I am delighted that I will be returning to the University of Leicester in September to start my PhD as part of the EM-SLAM programme focussed on sustainability, storytelling and mental health.
Below, you can read three of the micro-memoirs from my MA Creative Writing Dissertation.
Cheating death
I have written poems for one wedding and three funerals. My relatives message me memories and I connect them with rhyme. My dad says he’ll be sorry to miss the funeral poem I write for him, so we agree that he can have it in advance. I send him instalments, a verse for every birthday. He gets to cheat death by hearing his own eulogy and I will never have to say, "I wish I’d told him while I had the chance."
Saturday mornings
"Can we have icing sugar on our breakfast?," we shout towards the mounds of our sleeping parents. One of them mumbles a muffled syllable and neither of them moves. I will take that as approval. My brother is already on his way to the kitchen, jumping down the last two stairs.

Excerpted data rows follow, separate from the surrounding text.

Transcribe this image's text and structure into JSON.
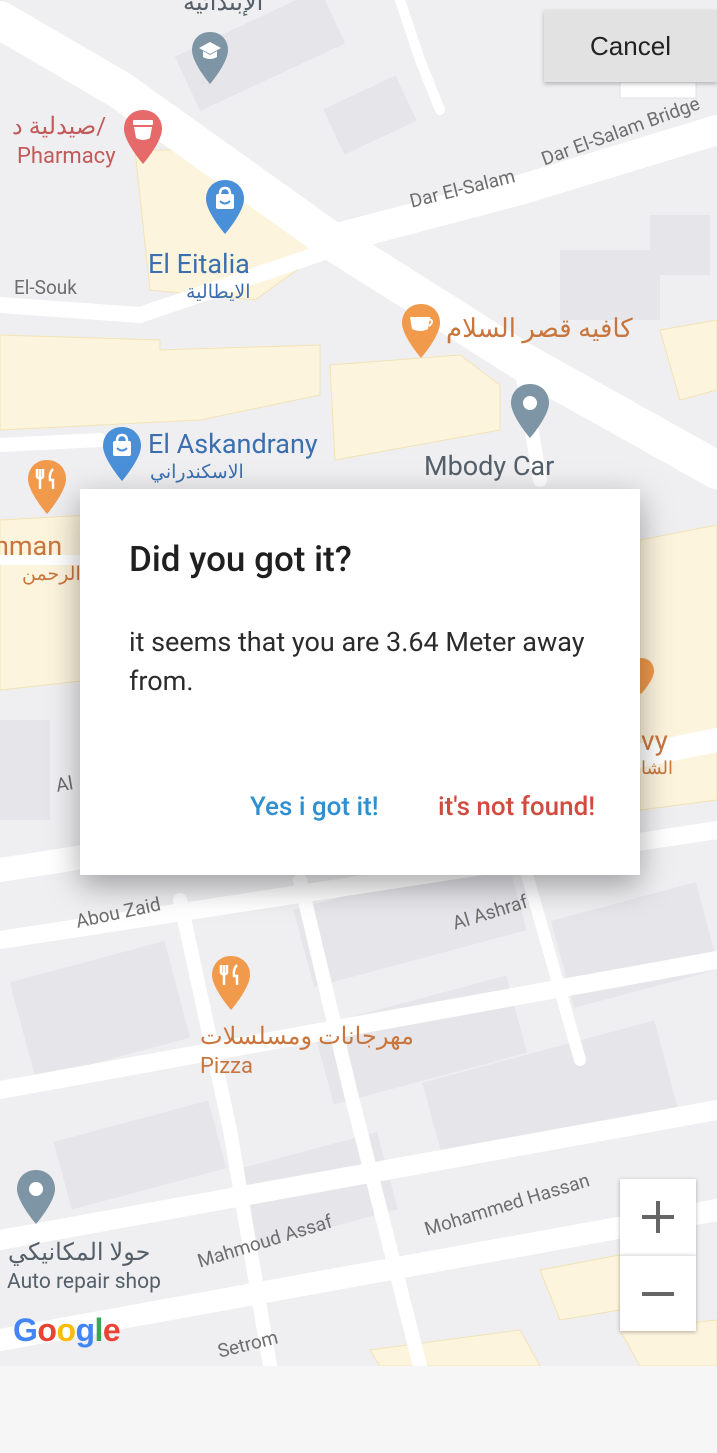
{
  "top_action": {
    "cancel_label": "Cancel"
  },
  "map": {
    "streets": {
      "dar_el_salam": "Dar El-Salam",
      "dar_el_salam_bridge": "Dar El-Salam Bridge",
      "el_souk": "El-Souk",
      "abou_zaid": "Abou Zaid",
      "al_ashraf": "Al Ashraf",
      "mahmoud_assaf": "Mahmoud Assaf",
      "mohammed_hassan": "Mohammed Hassan",
      "setrom": "Setrom",
      "al_fragment": "Al"
    },
    "places": {
      "school_ar": "الإبتدائية",
      "pharmacy_ar": "صيدلية د/",
      "pharmacy_en": "Pharmacy",
      "eitalia_en": "El Eitalia",
      "eitalia_ar": "الايطالية",
      "cafe_ar": "كافيه قصر السلام",
      "askandrany_en": "El Askandrany",
      "askandrany_ar": "الاسكندراني",
      "mbody_en": "Mbody Car",
      "rahman_en_fragment": "hman",
      "rahman_ar_fragment": "الرحمن",
      "vy_fragment": "vy",
      "vy_ar_fragment": "الشا",
      "pizza_ar": "مهرجانات ومسلسلات",
      "pizza_en": "Pizza",
      "repair_ar": "حولا المكانيكي",
      "repair_en": "Auto repair shop"
    },
    "controls": {
      "zoom_in": "+",
      "zoom_out": "−"
    },
    "logo": {
      "g1": "G",
      "o1": "o",
      "o2": "o",
      "g2": "g",
      "l": "l",
      "e": "e"
    },
    "logo_colors": {
      "blue": "#4285F4",
      "red": "#EA4335",
      "yellow": "#FBBC05",
      "green": "#34A853"
    }
  },
  "dialog": {
    "title": "Did you got it?",
    "message": "it seems that you are 3.64 Meter away from.",
    "confirm_label": "Yes i got it!",
    "deny_label": "it's not found!"
  },
  "colors": {
    "accent_blue": "#2f8fcf",
    "accent_red": "#d24b3f",
    "map_pin_blue": "#4a90d9",
    "map_pin_orange": "#f19a4c",
    "map_pin_red": "#e66a6a",
    "map_pin_gray": "#7d95a4"
  }
}
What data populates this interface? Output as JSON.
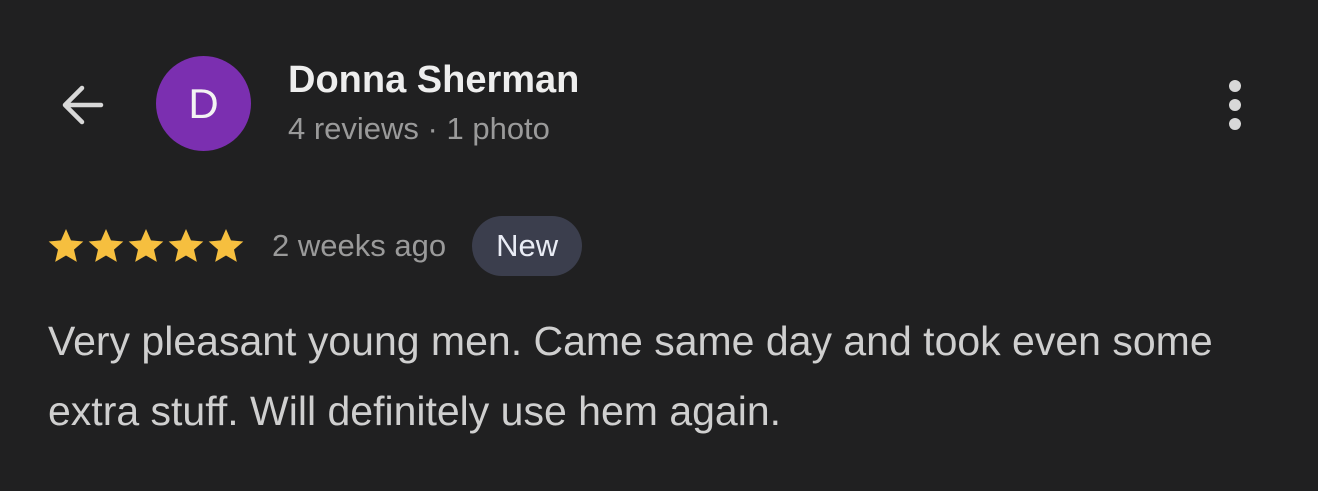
{
  "header": {
    "back_icon": "arrow-left-icon",
    "avatar_initial": "D",
    "avatar_color": "#7b2fb0",
    "reviewer_name": "Donna Sherman",
    "reviewer_meta": "4 reviews · 1 photo",
    "more_icon": "more-vert-icon"
  },
  "review": {
    "rating": 5,
    "rating_max": 5,
    "star_color": "#f6bf3f",
    "time_ago": "2 weeks ago",
    "badge": "New",
    "text": "Very pleasant young men. Came same day and took even some extra stuff. Will definitely use hem again."
  }
}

He places the pink box on the kitchen table, the cardboard flaps flipped up, and the inner packet open. We climb onto the wooden stools, dangle our legs and wait for several seconds in respect of the ritual. My brother hits the packet and a white cloud rises. We lean right in and inhale the sweetness, coating our throats and noses with the soft powder particles.
Once the magic has settled on the surfaces, we abandon the sticky kitchen to eat our sugar topped Weetabix in front of far too much TV.
Years later I come across a newspaper article: a health study into the benefits of glucose for respiratory illnesses. It suggests inhalation therapy as a treatment, but they have yet to address how sugar might be inhaled.
We are the pioneers who have the answer. Those Saturday mornings spent in research will not have been in vain. I message by brother to congratulate him.
The Tidsoptimist
Sorry I’m late I was thinking about my cheese plant.
Sorry I’m late I was working out the meaning of life.
Sorry I’m late but I genuinely believed that if I cycled fast enough, I could catch up with time.